Steve_Omohundro comments on Limitations on Formal Verification for AI Safety

Steve_Omohundro 20 Aug 2024 21:13 UTC
7 points
2
Simulation of the time evolution of models from their dynamical equations is only one way of proving properties about them. For example, a harmonic oscillator https://en.wikipedia.org/wiki/Harmonic_oscillator has dynamical equations m d^2x/dt^2= -kx. You can simulate that but you can also prove that the kinetic plus potential energy is conserved and get limits on its behavior arbitrarily far into the future.

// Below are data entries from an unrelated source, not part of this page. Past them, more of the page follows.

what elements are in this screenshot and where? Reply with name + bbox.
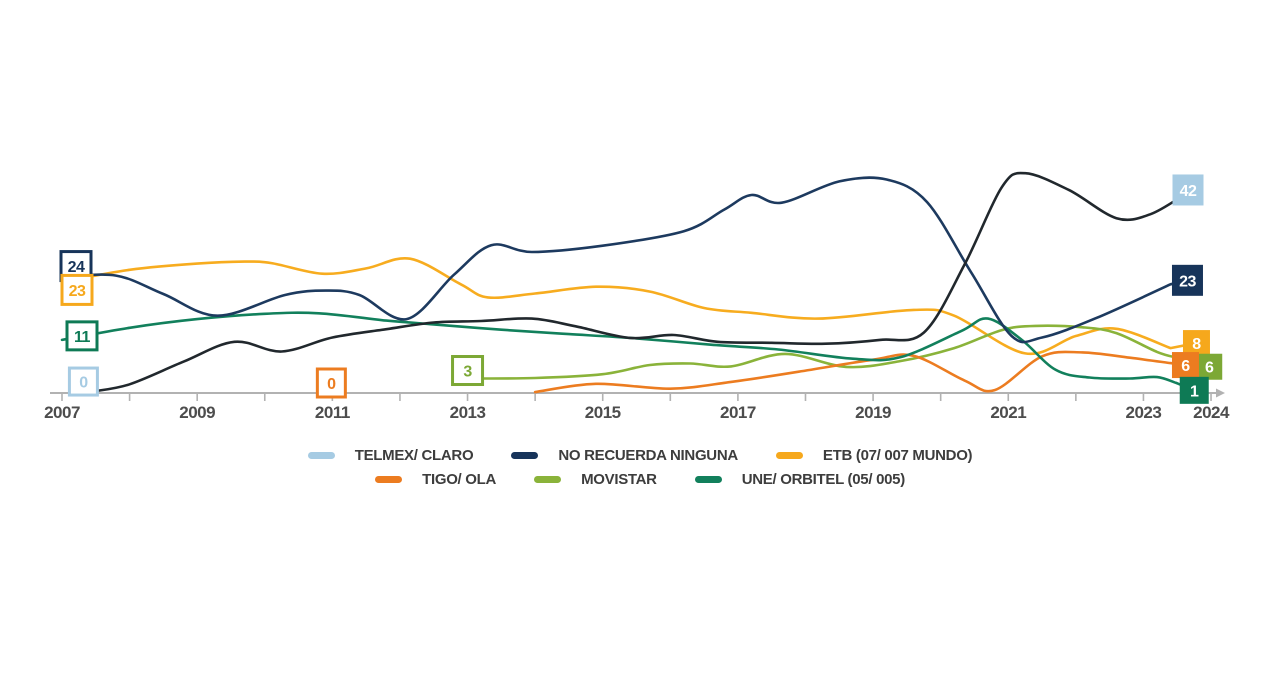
legend-label-tigo: TIGO/ OLA — [422, 471, 497, 488]
legend-item-no_recuerda: NO RECUERDA NINGUNA — [511, 447, 738, 464]
start-value-label-etb: 23 — [69, 283, 86, 300]
x-axis-year-label-2024: 2024 — [1193, 403, 1230, 422]
legend-item-etb: ETB (07/ 007 MUNDO) — [775, 447, 973, 464]
end-value-box-tigo — [1171, 352, 1199, 379]
end-value-box-movistar — [1196, 353, 1223, 380]
x-axis-year-label-2023: 2023 — [1126, 403, 1162, 422]
legend-swatch-icon-movistar — [534, 476, 562, 483]
x-axis-year-label-2011: 2011 — [315, 403, 350, 422]
x-axis-year-label-2017: 2017 — [720, 403, 756, 422]
x-axis-year-label-2007: 2007 — [44, 403, 80, 422]
legend-item-tigo: TIGO/ OLA — [375, 471, 496, 488]
end-value-box-telmex_claro — [1172, 174, 1204, 206]
start-value-label-tigo: 0 — [327, 376, 336, 393]
end-value-box-etb — [1182, 330, 1210, 357]
legend-swatch-icon-une — [694, 476, 722, 483]
legend-label-une: UNE/ ORBITEL (05/ 005) — [741, 471, 905, 488]
legend-row-2: TIGO/ OLA MOVISTAR UNE/ ORBITEL (05/ 005) — [375, 471, 905, 488]
legend-row-1: TELMEX/ CLARO NO RECUERDA NINGUNA ETB (07/… — [307, 447, 973, 464]
series-line-tigo — [533, 350, 1187, 394]
series-line-etb — [60, 256, 1198, 356]
series-line-telmex_claro — [82, 171, 1190, 393]
start-value-box-telmex_claro — [67, 366, 99, 397]
start-value-label-une: 11 — [74, 329, 91, 346]
x-axis-year-label-2013: 2013 — [450, 403, 486, 422]
start-value-label-movistar: 3 — [463, 364, 472, 381]
x-axis-year-label-2019: 2019 — [855, 403, 891, 422]
chart-legend: TELMEX/ CLARO NO RECUERDA NINGUNA ETB (07/… — [0, 447, 1280, 488]
legend-swatch-icon-tigo — [375, 476, 403, 483]
start-value-box-movistar — [451, 355, 485, 387]
legend-item-movistar: MOVISTAR — [534, 471, 657, 488]
x-axis-year-label-2021: 2021 — [990, 403, 1026, 422]
legend-label-etb: ETB (07/ 007 MUNDO) — [822, 447, 973, 464]
legend-item-telmex_claro: TELMEX/ CLARO — [307, 447, 474, 464]
end-value-box-une — [1179, 376, 1209, 404]
end-value-box-no_recuerda — [1171, 264, 1203, 296]
start-value-box-etb — [60, 273, 94, 306]
end-value-label-movistar: 6 — [1205, 360, 1214, 377]
end-value-label-une: 1 — [1190, 383, 1199, 400]
legend-label-telmex_claro: TELMEX/ CLARO — [354, 447, 474, 464]
legend-label-movistar: MOVISTAR — [581, 471, 657, 488]
x-axis-year-label-2009: 2009 — [179, 403, 215, 422]
start-value-label-telmex_claro: 0 — [79, 375, 88, 392]
legend-label-no_recuerda: NO RECUERDA NINGUNA — [558, 447, 738, 464]
x-axis-year-label-2015: 2015 — [585, 403, 621, 422]
series-line-no_recuerda — [60, 176, 1189, 344]
end-value-label-no_recuerda: 23 — [1179, 273, 1196, 290]
start-value-box-tigo — [315, 367, 347, 399]
series-line-movistar — [466, 324, 1211, 380]
series-line-une — [60, 311, 1196, 392]
legend-swatch-icon-etb — [775, 452, 803, 459]
start-value-label-no_recuerda: 24 — [68, 259, 85, 276]
end-value-label-tigo: 6 — [1181, 358, 1190, 375]
end-value-label-etb: 8 — [1192, 336, 1201, 353]
end-value-label-telmex_claro: 42 — [1180, 183, 1197, 200]
start-value-box-une — [65, 320, 99, 352]
legend-swatch-icon-no_recuerda — [511, 452, 539, 459]
legend-item-une: UNE/ ORBITEL (05/ 005) — [694, 471, 905, 488]
x-axis-arrow-icon — [1216, 388, 1225, 398]
legend-swatch-icon-telmex_claro — [307, 452, 335, 459]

- Seth Herd 20 Aug 2024 22:11 UTC
  6 points
  0
  Parent
  Sure but seems highly unlikely there are any such neat simplifications for complex cognitive systems built from neural networks.
  
  Other than “sapient beings do things that further their goals in their best estimation”, which is a rough predictor, and what we’re already trying to focus on. But the devil is in the details, and the important question is about how the goal is represented and understood.
  - Steve_Omohundro 20 Aug 2024 22:41 UTC
    11 points
    2
    Parent
    Oh yeah, by their very nature it’s likely to be hard to predict intelligent systems behavior in detail. We can put constraints on them, though, and prove that they operate within those constraints.

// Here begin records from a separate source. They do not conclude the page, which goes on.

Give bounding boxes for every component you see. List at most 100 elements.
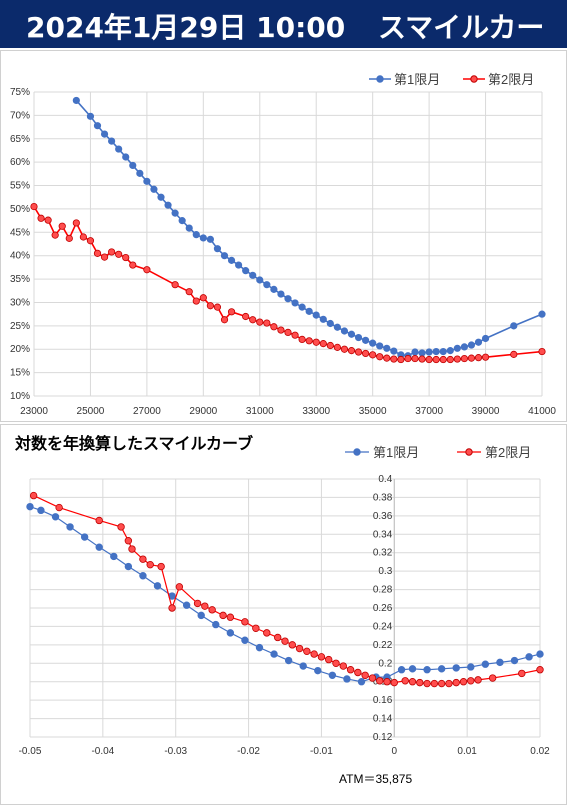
- data-point: [333, 343, 341, 351]
- data-point: [538, 310, 546, 318]
- data-point: [227, 308, 236, 316]
- legend-marker: [470, 75, 478, 83]
- data-point: [115, 145, 123, 153]
- data-point: [206, 235, 214, 243]
- data-point: [397, 355, 405, 364]
- data-point: [418, 349, 426, 357]
- data-point: [150, 185, 158, 193]
- data-point: [446, 347, 454, 355]
- data-point: [376, 353, 384, 361]
- data-point: [199, 294, 207, 302]
- data-point: [226, 629, 235, 637]
- data-point: [383, 678, 391, 686]
- data-point: [332, 659, 340, 667]
- x-tick-label: 35000: [359, 406, 387, 417]
- data-point: [227, 256, 236, 264]
- data-point: [206, 302, 214, 310]
- data-point: [263, 629, 271, 637]
- data-point: [510, 322, 518, 330]
- data-point: [171, 281, 179, 289]
- data-point: [270, 323, 278, 331]
- data-point: [66, 523, 74, 531]
- data-point: [445, 679, 453, 688]
- y-tick-label: 0.3: [378, 566, 392, 577]
- data-point: [446, 355, 454, 364]
- y-tick-label: 0.14: [373, 714, 393, 725]
- data-point: [277, 326, 285, 334]
- data-point: [383, 344, 391, 352]
- data-point: [298, 303, 306, 311]
- x-tick-label: 29000: [189, 406, 217, 417]
- data-point: [314, 666, 322, 675]
- data-point: [242, 267, 250, 275]
- data-point: [122, 153, 130, 161]
- data-point: [110, 552, 118, 561]
- data-point: [241, 618, 249, 626]
- data-point: [193, 599, 202, 608]
- data-point: [249, 316, 257, 324]
- data-point: [108, 137, 116, 145]
- data-point: [423, 679, 431, 688]
- data-point: [115, 250, 123, 258]
- data-point: [312, 338, 320, 346]
- data-point: [404, 354, 412, 363]
- data-point: [432, 355, 440, 364]
- data-point: [310, 650, 318, 658]
- data-point: [295, 644, 304, 653]
- data-point: [256, 318, 264, 326]
- data-point: [453, 355, 461, 363]
- data-point: [235, 261, 243, 269]
- data-point: [185, 288, 193, 296]
- data-point: [325, 655, 333, 664]
- data-point: [437, 665, 446, 673]
- data-point: [65, 234, 73, 242]
- data-point: [241, 636, 249, 644]
- data-point: [401, 677, 409, 685]
- data-point: [242, 312, 250, 321]
- data-point: [467, 677, 475, 685]
- data-point: [95, 543, 103, 551]
- data-point: [488, 674, 497, 682]
- data-point: [263, 281, 271, 289]
- data-point: [460, 354, 468, 363]
- data-point: [100, 253, 109, 261]
- data-point: [305, 307, 313, 315]
- y-tick-label: 0.28: [373, 585, 393, 596]
- data-point: [213, 245, 222, 253]
- y-tick-label: 30%: [10, 297, 30, 308]
- data-point: [220, 316, 229, 324]
- y-tick-label: 0.34: [373, 529, 393, 540]
- data-point: [347, 347, 356, 355]
- data-point: [255, 643, 264, 652]
- data-point: [357, 678, 366, 686]
- data-point: [55, 503, 63, 512]
- data-point: [390, 678, 398, 687]
- data-point: [136, 169, 144, 177]
- data-point: [171, 209, 179, 217]
- log-smile-curve-chart: 対数を年換算したスマイルカーブ -0.05 -0.04 -0.03 -0.02 -0.0…: [0, 424, 567, 805]
- data-point: [423, 666, 431, 674]
- y-tick-label: 0.2: [378, 658, 392, 669]
- data-point: [525, 653, 533, 661]
- data-point: [249, 271, 257, 279]
- y-tick-label: 40%: [10, 251, 30, 262]
- data-point: [343, 675, 351, 683]
- y-tick-label: 0.12: [373, 732, 393, 743]
- data-point: [128, 545, 136, 553]
- data-point: [164, 201, 172, 209]
- data-point: [197, 611, 205, 620]
- data-point: [124, 537, 133, 545]
- data-point: [298, 335, 306, 344]
- x-tick-label: 0.01: [457, 746, 477, 757]
- data-point: [303, 647, 311, 656]
- legend-marker: [376, 75, 384, 83]
- data-point: [467, 341, 476, 349]
- data-point: [30, 202, 38, 211]
- data-point: [146, 560, 154, 569]
- y-tick-label: 0.16: [373, 695, 393, 706]
- data-point: [86, 237, 95, 245]
- x-tick-label: 37000: [415, 406, 443, 417]
- data-point: [369, 339, 377, 347]
- data-point: [481, 353, 490, 361]
- data-point: [439, 347, 447, 356]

    Even simple systems like random SAT problems https://en.wikipedia.org/wiki/SAT_solver can have a very rich statistical structure. And the behavior of the solvers can be quite unpredictable.

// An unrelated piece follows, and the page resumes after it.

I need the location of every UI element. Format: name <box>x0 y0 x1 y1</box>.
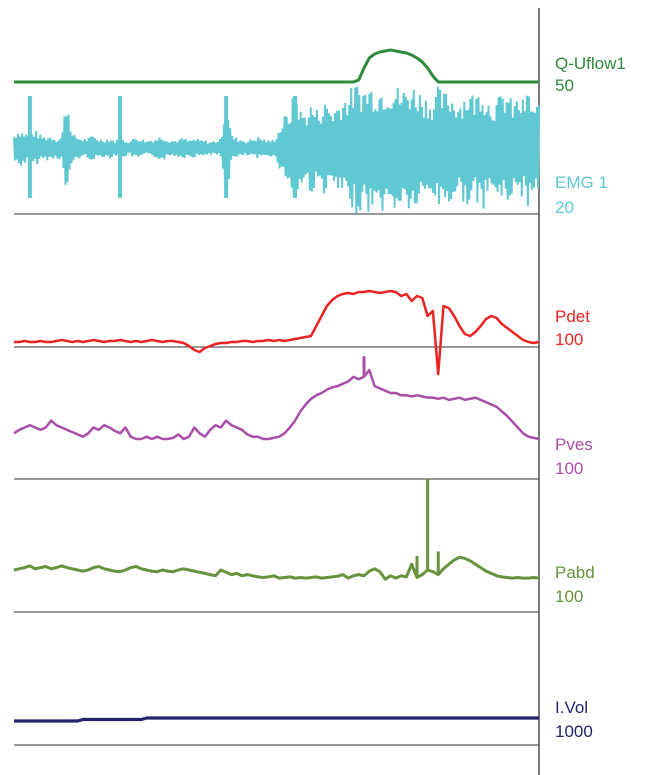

    In some sense, this is the source of unpredictability of cryptographic hash functions. Odet Goldreich proposed an unbelivable simple boolean function which is believed to be one-way: https://link.springer.com/chapter/10.1007/978-3-642-22670-0_10
    On the other hand, I think it is often possible to distill behavior for a particlular task from a rich intelligence into simple code with provable properties.